Плечи, спина, грудь. Шея, затылок, лицо. Даже уши. Кожу немилосердно жгло. Жажда затмевала сознание. Жажда жила уже во всём теле. В горле было не больше влаги, чем в этом песке. Глаза высохли. Под веки будто пыли сыпанули щедрой рукой.
Ноги удавалось только волочь за собой, а не шагать. Скоро упаду и поползу. И всё же. Всё же мой план сработал — я ведь всё ещё иду. Силы остались. Подгоревшая кожа не успеет стать сгоревшей — за ночь она впитает в себя солнце без остатка.
Сев, там где остановилась, едва заставила себя всё же просто сидеть, а не падать.
Скоро будет закат. Час-полтора. Я шла весь полный день. Медленно и кое-как, но без остановок. Кеды удобные, но стопы болят немилосердно.
"Как бы не было маршевого перелома" — рискнула вылезти паранойя. И тут же скрылась под моим скептическим взглядом. Какая разница, будет у меня перелом или не будет, если я не выйду из пустыни?

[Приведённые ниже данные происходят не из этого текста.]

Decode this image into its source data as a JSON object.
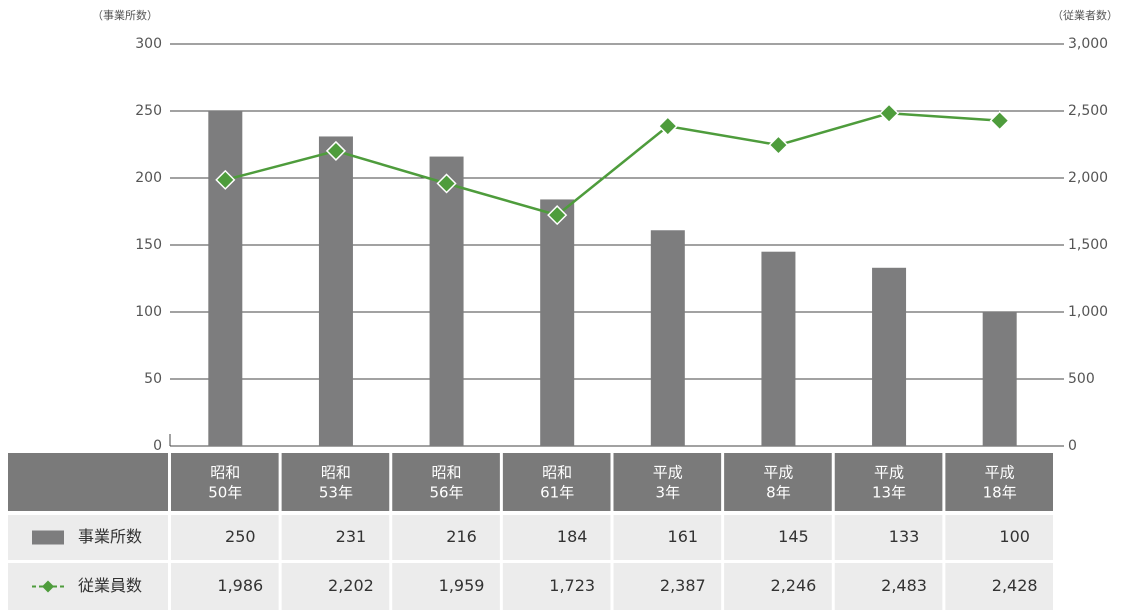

Десять минут без движения. Медленно вытащив свою одежду, по-очереди облачилась во все вещи. Даже перчатки на руки и капюшон затянула. Только после этого я позволила себе лечь на песок. И вырубилась, то ли уснув, то ли потеряв сознание...
Сыча охватило беспокойство. Связь с маленьким караваном никак не удавалось наладить, в Дазу они до сих пор не прибыли. Время, конечно, ещё было, но зная Тима, привыкшего сроки сокращать за счёт гонки, Сыч забеспокоился, когда в условленное время никто не вышел на связь. Сегодня в шесть вечера истёк контрольный срок.
— Витя, — устало и как-то обречённо позвал начальник лагеря своего геолога, связиста и безопасника в одном лице. — Объявляй караван в розыск.
— Я уже объявил, Саныч, — даже тени обычного веселья не было ни в голосе ни в лице Виктора. — Ещё утром. В головной офис всю информацию передал.
Начальник только кивнул. Сел в своё походное кресло и погрузился в невесёлые думы. Он уже почти наверняка знал, что случилось. Духаль. Проклятая Духаль...
Холодно. Просыпаться ужасно не хотелось, но холодно было очень. Болящее, тянувшее каждую мышцу, каждое сухожилие тело действовало больше на рефлексах. Само село, само достало почти пустой бутылёк, аккуратно отправило под язык одну капельку.
Не убирая в карман бутылёк, я смотрела на свои руки в тусклом свете луны. Какие они жалкие и тонкие.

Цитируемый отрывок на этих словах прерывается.